Typically, if more is borrowed from commercial banks through treasury bills and bonds, the interest rate increases, the banker said. “Since less was borrowed from the Primary Dealer banks compared to the usual percentage, the rate of the bond decreased,” he said.
This experienced banker also commented that although there is a rule allowing for the allocation of additional bonds in the non-competitive category beyond the policy guidelines, the Primary Dealer banks were not informed of this through any circular or official letter.
‘Central bank follows regulations’
Referring to the central bank’s adherence to all regulations in conducting the treasury bond auctions, Arief Hossain Khan, executive director and spokesperson of the Bangladesh Bank, said an internal decision regarding the central bank’s bill and bond auctions has recently been made.
“According to this decision, the auction committee for bills and bonds will determine the percentage allocation for the non-competitive and competitive categories,” he said.
Arief further said that the central bank is currently prioritising the non-competitive sector primarily to establish a base for the treasury bill and bond market.
He commented that the issue of allocating additional bonds in the non-competitive sector has been discussed multiple times in meetings with the Primary Dealer banks.
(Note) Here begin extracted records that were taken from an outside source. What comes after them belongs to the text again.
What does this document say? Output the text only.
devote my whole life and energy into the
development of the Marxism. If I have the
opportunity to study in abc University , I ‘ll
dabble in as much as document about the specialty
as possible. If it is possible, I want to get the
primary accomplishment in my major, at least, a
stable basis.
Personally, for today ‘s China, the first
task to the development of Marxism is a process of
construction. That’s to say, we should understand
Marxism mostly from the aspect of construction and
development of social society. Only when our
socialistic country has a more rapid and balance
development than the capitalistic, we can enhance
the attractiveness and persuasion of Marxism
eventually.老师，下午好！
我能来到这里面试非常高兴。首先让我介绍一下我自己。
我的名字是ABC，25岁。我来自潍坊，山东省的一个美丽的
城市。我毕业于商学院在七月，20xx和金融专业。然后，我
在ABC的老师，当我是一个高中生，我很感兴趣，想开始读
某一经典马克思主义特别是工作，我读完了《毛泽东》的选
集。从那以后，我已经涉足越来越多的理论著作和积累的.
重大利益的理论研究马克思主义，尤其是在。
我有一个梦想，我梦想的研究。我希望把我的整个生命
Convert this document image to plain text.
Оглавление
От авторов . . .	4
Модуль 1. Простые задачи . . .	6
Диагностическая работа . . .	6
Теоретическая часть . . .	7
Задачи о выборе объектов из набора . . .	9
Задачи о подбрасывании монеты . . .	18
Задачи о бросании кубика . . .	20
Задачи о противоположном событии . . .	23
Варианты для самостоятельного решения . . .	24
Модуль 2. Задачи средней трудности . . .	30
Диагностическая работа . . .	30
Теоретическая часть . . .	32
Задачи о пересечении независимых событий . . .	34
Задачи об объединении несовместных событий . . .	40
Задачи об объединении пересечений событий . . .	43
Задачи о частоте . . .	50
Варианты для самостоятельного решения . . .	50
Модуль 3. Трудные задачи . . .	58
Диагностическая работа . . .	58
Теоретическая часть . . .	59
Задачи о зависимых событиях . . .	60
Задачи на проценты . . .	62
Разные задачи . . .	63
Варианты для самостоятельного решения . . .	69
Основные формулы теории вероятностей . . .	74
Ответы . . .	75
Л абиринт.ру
The central bank spokesperson said, “This is not the first instance of additional allocation to the non-competitive sector; the central bank has done so many times before. All the Primary Dealer banks are aware of this.”
Arief mentioned that there was an opportunity to borrow five times more under the 20-year bond if the rate had not been lowered. “We informed the government that there were many more bids to purchase this bond. If the government wished, it could have borrowed Tk5,000 crore from this.”
However, he added, “The government told us that at this moment, the funds required according to the government’s auction schedule would suffice. Therefore, we have only sold Tk1,000 crore worth of bonds as per the auction.”
Another policymaker from the central bank said that in the most recent auction of 20-year bonds, funds from a mutual fund and a provident fund were invested. “These two institutions alone purchased bonds worth Tk600 crore. In addition, other individuals and institutions also bought bonds, resulting in a smaller share for the primary dealer banks.”